В группах с частичным индивидуальным участием вероят­ность разрушительного действия конфликта уменьшается. Для групп такого рода типичной будет множественность конфликт­ных ситуаций. Эта особенность сама по себе служит препят­ствием для нарушения внутригруппового единства. Энергия индивидов оказывается распыленной в самых разных направ­лениях, что мешает ее концентрации на уровне какой-либо од­ной взрывоопасной ситуации, чреватой расколом всей систе­мы. Далее, если невозможна аккумуляция враждебных эмоций и, напротив, имеются все шансы для открытого их проявления в целях вероятного снижения напряженности, конфликтная ситуация обычно ограничивается ее ближайшим источником, т. е. не ведет к возрождению заблокированного антагонизма. Конфликт исчерпывается «фактами по данному делу». Можно поэтому решиться утверждать, что интенсивность конфликта обратно пропорциональна его социальной неоднородности.

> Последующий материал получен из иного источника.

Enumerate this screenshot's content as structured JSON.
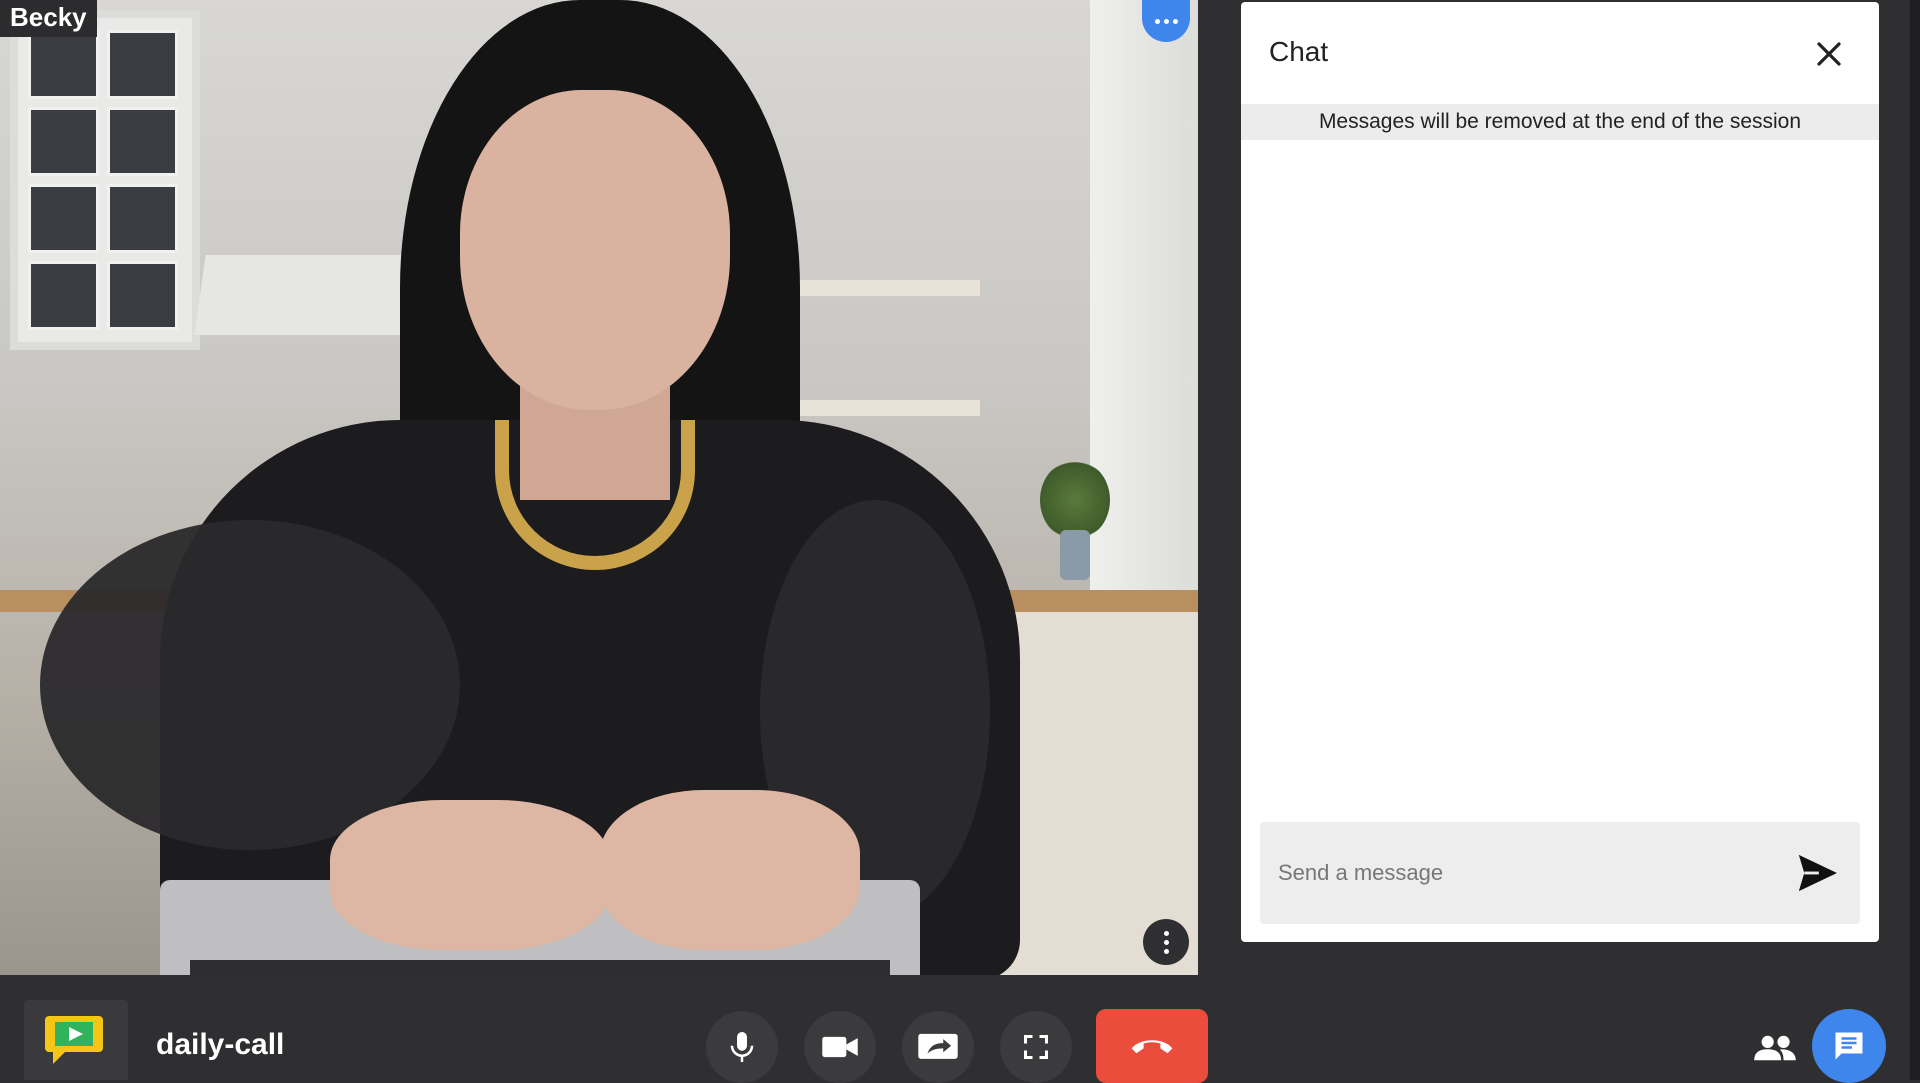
{
  "video": {
    "participant_name": "Becky",
    "more_top_icon": "more-horizontal-icon",
    "more_bottom_icon": "more-vertical-icon"
  },
  "chat": {
    "title": "Chat",
    "notice": "Messages will be removed at the end of the session",
    "input_placeholder": "Send a message",
    "input_value": "",
    "close_icon": "close-icon",
    "send_icon": "send-icon"
  },
  "toolbar": {
    "room_name": "daily-call",
    "buttons": [
      "microphone-icon",
      "camera-icon",
      "screen-share-icon",
      "fullscreen-icon",
      "leave-call-icon",
      "people-icon",
      "chat-icon"
    ]
  },
  "colors": {
    "accent_blue": "#3f86ec",
    "leave_red": "#ea4d3c",
    "toolbar_bg": "#2f2f32",
    "chat_bg": "#ffffff"
  }
}
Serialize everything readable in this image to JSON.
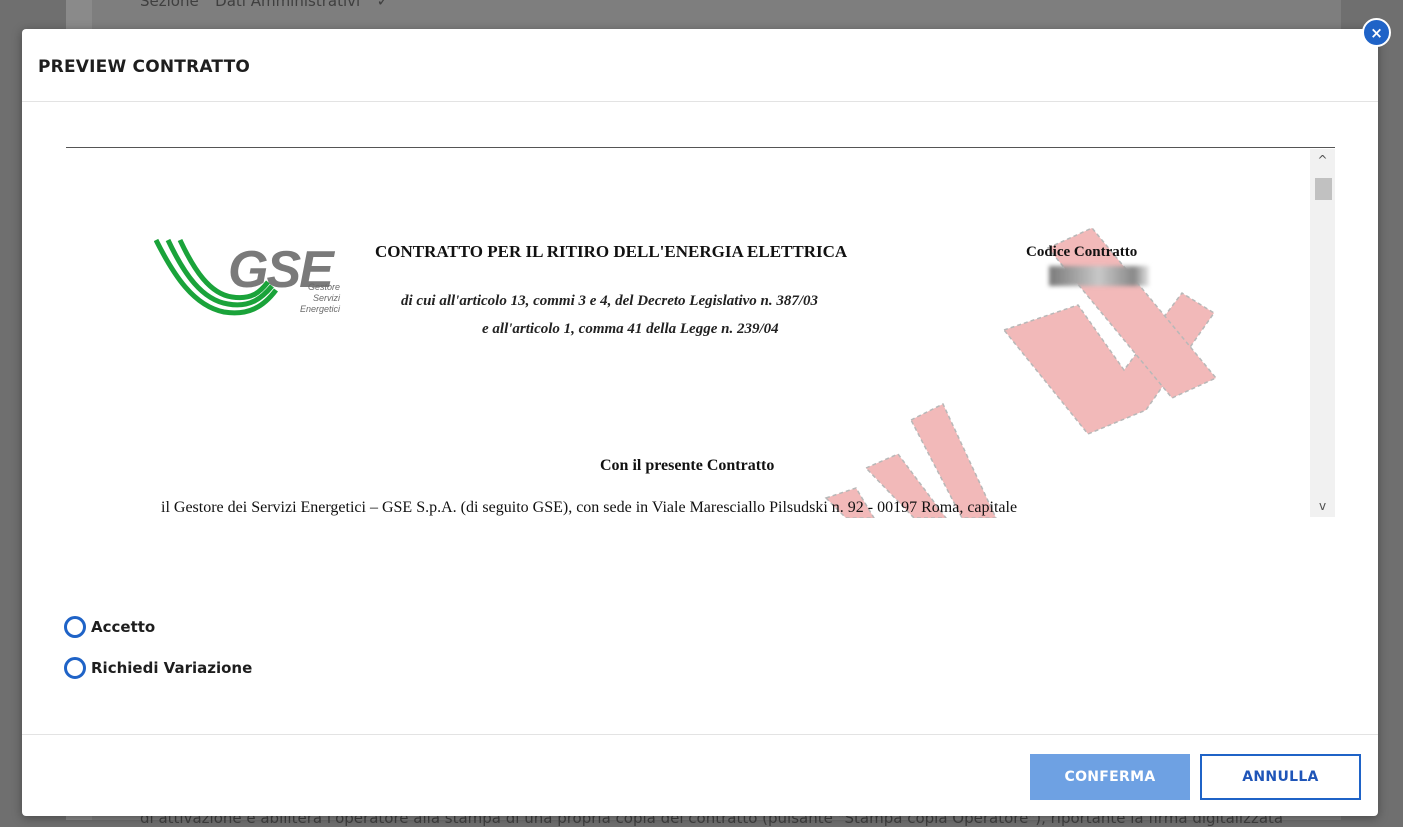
{
  "background": {
    "top_text": "Sezione \" Dati Amministrativi \" ✓",
    "bottom_text": "di attivazione e abiliterà l'operatore alla stampa di una propria copia del contratto (pulsante \"Stampa copia Operatore\"), riportante la firma digitalizzata"
  },
  "modal": {
    "title": "PREVIEW CONTRATTO",
    "close_icon": "×"
  },
  "document": {
    "logo": {
      "text": "GSE",
      "sub": [
        "Gestore",
        "Servizi",
        "Energetici"
      ]
    },
    "title": "CONTRATTO PER IL RITIRO DELL'ENERGIA ELETTRICA",
    "subtitle_1": "di cui all'articolo 13, commi 3 e 4, del Decreto Legislativo n. 387/03",
    "subtitle_2": "e all'articolo 1, comma 41 della Legge n. 239/04",
    "code_label": "Codice Contratto",
    "heading": "Con il presente Contratto",
    "cut_text": "il Gestore dei Servizi Energetici – GSE S.p.A. (di seguito GSE), con sede in Viale Maresciallo Pilsudski n. 92 - 00197 Roma, capitale",
    "watermark": "FACSIMILE"
  },
  "scrollbar": {
    "up_icon": "^",
    "down_icon": "v"
  },
  "options": [
    {
      "label": "Accetto"
    },
    {
      "label": "Richiedi Variazione"
    }
  ],
  "buttons": {
    "confirm": "CONFERMA",
    "cancel": "ANNULLA"
  },
  "colors": {
    "accent": "#1f63c7",
    "confirm_bg": "#6ea1e3",
    "logo_green": "#1aa33a",
    "watermark": "#e8a8a8"
  }
}
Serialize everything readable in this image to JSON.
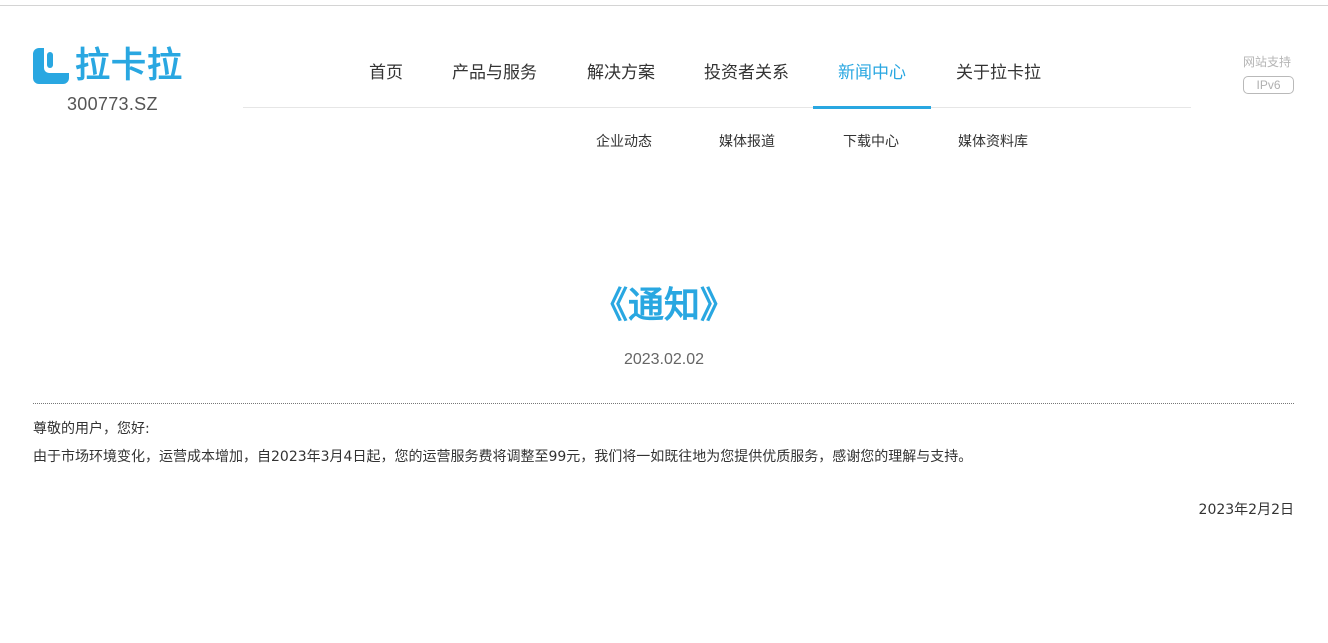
{
  "header": {
    "brand_name": "拉卡拉",
    "ticker": "300773.SZ",
    "accent_color": "#29a7e1"
  },
  "nav": {
    "items": [
      {
        "label": "首页"
      },
      {
        "label": "产品与服务"
      },
      {
        "label": "解决方案"
      },
      {
        "label": "投资者关系"
      },
      {
        "label": "新闻中心",
        "active": true
      },
      {
        "label": "关于拉卡拉"
      }
    ],
    "sub_items": [
      {
        "label": "企业动态"
      },
      {
        "label": "媒体报道"
      },
      {
        "label": "下载中心"
      },
      {
        "label": "媒体资料库"
      }
    ]
  },
  "ipv6": {
    "label": "网站支持",
    "badge": "IPv6"
  },
  "article": {
    "title": "《通知》",
    "date": "2023.02.02",
    "greeting": "尊敬的用户，您好:",
    "body": "由于市场环境变化，运营成本增加，自2023年3月4日起，您的运营服务费将调整至99元，我们将一如既往地为您提供优质服务，感谢您的理解与支持。",
    "sign_date": "2023年2月2日"
  }
}
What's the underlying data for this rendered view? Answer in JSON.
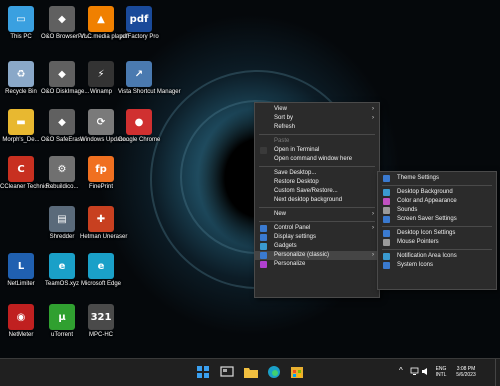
{
  "desktop_icons": [
    {
      "label": "This PC",
      "icon": "this-pc-icon",
      "color": "#3aa0e0",
      "glyph": "▭"
    },
    {
      "label": "O&O BrowserPriv...",
      "icon": "oo-browser-icon",
      "color": "#606060",
      "glyph": "◆"
    },
    {
      "label": "VLC media player",
      "icon": "vlc-icon",
      "color": "#f08000",
      "glyph": "▲"
    },
    {
      "label": "pdfFactory Pro",
      "icon": "pdffactory-icon",
      "color": "#1a4a9a",
      "glyph": "pdf"
    },
    {
      "label": "Recycle Bin",
      "icon": "recycle-bin-icon",
      "color": "#8aa8c8",
      "glyph": "♻"
    },
    {
      "label": "O&O DiskImage...",
      "icon": "oo-diskimage-icon",
      "color": "#606060",
      "glyph": "◆"
    },
    {
      "label": "Winamp",
      "icon": "winamp-icon",
      "color": "#333333",
      "glyph": "⚡"
    },
    {
      "label": "Vista Shortcut Manager",
      "icon": "vista-shortcut-icon",
      "color": "#4a7ab0",
      "glyph": "↗"
    },
    {
      "label": "Morph's_De...",
      "icon": "folder-icon",
      "color": "#e8b830",
      "glyph": "▬"
    },
    {
      "label": "O&O SafeErase",
      "icon": "oo-safeerase-icon",
      "color": "#606060",
      "glyph": "◆"
    },
    {
      "label": "Windows Update...",
      "icon": "windows-update-icon",
      "color": "#7a7a7a",
      "glyph": "⟳"
    },
    {
      "label": "Google Chrome",
      "icon": "chrome-icon",
      "color": "#d03030",
      "glyph": "●"
    },
    {
      "label": "CCleaner Technici...",
      "icon": "ccleaner-icon",
      "color": "#c83020",
      "glyph": "C"
    },
    {
      "label": "Rebuildico...",
      "icon": "rebuildicons-icon",
      "color": "#707070",
      "glyph": "⚙"
    },
    {
      "label": "FinePrint",
      "icon": "fineprint-icon",
      "color": "#f07020",
      "glyph": "fp"
    },
    {
      "label": "Shredder",
      "icon": "shredder-icon",
      "color": "#5a6a7a",
      "glyph": "▤"
    },
    {
      "label": "Hetman Uneraser",
      "icon": "hetman-icon",
      "color": "#c84020",
      "glyph": "✚"
    },
    {
      "label": "NetLimiter",
      "icon": "netlimiter-icon",
      "color": "#2060b0",
      "glyph": "L"
    },
    {
      "label": "TeamOS.xyz",
      "icon": "edge-icon",
      "color": "#1aa0c8",
      "glyph": "e"
    },
    {
      "label": "Microsoft Edge",
      "icon": "edge-icon",
      "color": "#1aa0c8",
      "glyph": "e"
    },
    {
      "label": "NetMeter",
      "icon": "netmeter-icon",
      "color": "#c02020",
      "glyph": "◉"
    },
    {
      "label": "uTorrent",
      "icon": "utorrent-icon",
      "color": "#30a030",
      "glyph": "µ"
    },
    {
      "label": "MPC-HC",
      "icon": "mpc-hc-icon",
      "color": "#4a4a4a",
      "glyph": "321"
    }
  ],
  "context_menu": {
    "items": [
      {
        "label": "View",
        "arrow": "›",
        "name": "menu-item-view"
      },
      {
        "label": "Sort by",
        "arrow": "›",
        "name": "menu-item-sort-by"
      },
      {
        "label": "Refresh",
        "name": "menu-item-refresh"
      },
      {
        "label": "Paste",
        "disabled": true,
        "name": "menu-item-paste"
      },
      {
        "label": "Open in Terminal",
        "name": "menu-item-open-terminal",
        "icon": "terminal-icon"
      },
      {
        "label": "Open command window here",
        "name": "menu-item-open-command"
      },
      {
        "label": "Save Desktop...",
        "name": "menu-item-save-desktop"
      },
      {
        "label": "Restore Desktop",
        "name": "menu-item-restore-desktop"
      },
      {
        "label": "Custom Save/Restore...",
        "name": "menu-item-custom-save"
      },
      {
        "label": "Next desktop background",
        "name": "menu-item-next-background"
      },
      {
        "label": "New",
        "arrow": "›",
        "name": "menu-item-new"
      },
      {
        "label": "Control Panel",
        "arrow": "›",
        "name": "menu-item-control-panel",
        "icon": "control-panel-icon"
      },
      {
        "label": "Display settings",
        "name": "menu-item-display-settings",
        "icon": "display-icon"
      },
      {
        "label": "Gadgets",
        "name": "menu-item-gadgets",
        "icon": "gadgets-icon"
      },
      {
        "label": "Personalize (classic)",
        "arrow": "›",
        "name": "menu-item-personalize-classic",
        "icon": "personalize-classic-icon"
      },
      {
        "label": "Personalize",
        "name": "menu-item-personalize",
        "icon": "brush-icon"
      }
    ]
  },
  "submenu": {
    "items": [
      {
        "label": "Theme Settings",
        "name": "submenu-item-theme-settings",
        "icon": "theme-icon"
      },
      {
        "label": "Desktop Background",
        "name": "submenu-item-desktop-background",
        "icon": "background-icon"
      },
      {
        "label": "Color and Appearance",
        "name": "submenu-item-color-appearance",
        "icon": "color-icon"
      },
      {
        "label": "Sounds",
        "name": "submenu-item-sounds",
        "icon": "sound-icon"
      },
      {
        "label": "Screen Saver Settings",
        "name": "submenu-item-screen-saver",
        "icon": "screensaver-icon"
      },
      {
        "label": "Desktop Icon Settings",
        "name": "submenu-item-desktop-icons",
        "icon": "desktop-icon"
      },
      {
        "label": "Mouse Pointers",
        "name": "submenu-item-mouse-pointers",
        "icon": "mouse-icon"
      },
      {
        "label": "Notification Area Icons",
        "name": "submenu-item-notification-icons",
        "icon": "notification-icon"
      },
      {
        "label": "System Icons",
        "name": "submenu-item-system-icons",
        "icon": "system-icons-icon"
      }
    ]
  },
  "taskbar": {
    "apps": [
      "start-icon",
      "search-icon",
      "task-view-icon",
      "file-explorer-icon",
      "edge-icon",
      "store-icon"
    ],
    "tray": {
      "chevron": "^",
      "language_top": "ENG",
      "language_bottom": "INTL",
      "time": "3:08 PM",
      "date": "5/6/2023"
    }
  },
  "colors": {
    "menu_bg": "#2b2b2b",
    "menu_highlight": "#454545",
    "taskbar_bg": "#202020",
    "accent": "#0078d4"
  }
}
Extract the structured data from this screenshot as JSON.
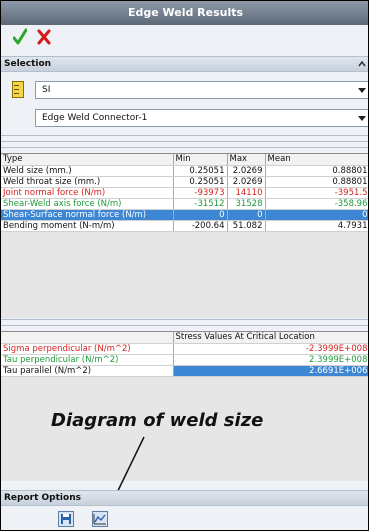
{
  "window": {
    "title": "Edge Weld Results"
  },
  "selection": {
    "header": "Selection",
    "unit_value": "SI",
    "connector_value": "Edge Weld Connector-1"
  },
  "results": {
    "columns": [
      "Type",
      "Min",
      "Max",
      "Mean"
    ],
    "rows": [
      {
        "type": "Weld size (mm.)",
        "min": "0.25051",
        "max": "2.0269",
        "mean": "0.88801"
      },
      {
        "type": "Weld throat size (mm.)",
        "min": "0.25051",
        "max": "2.0269",
        "mean": "0.88801"
      },
      {
        "type": "Joint normal force (N/m)",
        "min": "-93973",
        "max": "14110",
        "mean": "-3951.5"
      },
      {
        "type": "Shear-Weld axis force (N/m)",
        "min": "-31512",
        "max": "31528",
        "mean": "-358.96"
      },
      {
        "type": "Shear-Surface normal force (N/m)",
        "min": "0",
        "max": "0",
        "mean": "0"
      },
      {
        "type": "Bending moment (N-m/m)",
        "min": "-200.64",
        "max": "51.082",
        "mean": "4.7931"
      }
    ]
  },
  "critical": {
    "header": "Stress Values At Critical Location",
    "rows": [
      {
        "label": "Sigma perpendicular (N/m^2)",
        "value": "-2.3999E+008"
      },
      {
        "label": "Tau perpendicular (N/m^2)",
        "value": "2.3999E+008"
      },
      {
        "label": "Tau parallel (N/m^2)",
        "value": "2.6691E+006"
      }
    ]
  },
  "annotation": {
    "text": "Diagram of weld size"
  },
  "report": {
    "header": "Report Options"
  },
  "colors": {
    "red": "#d61f1f",
    "green": "#1f9a3a",
    "highlight": "#3d86d4",
    "title": "#6b7686"
  },
  "icons": [
    "check-icon",
    "close-icon",
    "ruler-icon",
    "chevron-up-icon",
    "dropdown-arrow-icon",
    "save-report-icon",
    "diagram-icon"
  ]
}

До сих пор мы обсуждали только внутренние социальные конфликты. Теперь нам придется коснуться конфликта внеш­него, поскольку конфликтные отношения с другими группами или намерение вступить в такие отношения существенно влия­ют на внутригрупповую структуру. Группы, которые поглоще­ны непрерывной внешней борьбой, обычно претендуют на абсо­лютную личностную вовлеченность своих членов, с тем, чтобы внутренний конфликт привел в действие весь их энергетиче­ский и эмоциональный потенциал. Поэтому такие группы отли­чаются нетерпимостью к более чем однократному нарушению внутреннего единства. Здесь существует ярко выраженная тен­денция к подавлению внутренних конфликтов. Если же такой конфликт все-таки возникает, он ведет к ослаблению группы путем раскола или насильственного удаления инакомыслящих.

Группы, не втянутые в постоянный внешний конфликт, реже требуют от своих членов всей полноты их личностного участия. Как правило, такие группы отличаются гибкостью структуры и внутренним равновесием — в значительной мере благодаря множественности конфликтных ситуаций. В условиях струк­турной гибкости неоднородные внутренние конфликты посто­янно накладываются друг на друга, предотвращая тем самым глобальный раскол группы в каком-либо одном направлении.

Индивиды вынуждены одновременно участвовать в несколь­ких самых разных конфликтах, ни один из которых не поглощает полностью их личностных ресурсов. Частичное участие в массе конфликтных ситуаций выступает в роли механизма, поддер­живающего равновесие внутригрупповой структуры.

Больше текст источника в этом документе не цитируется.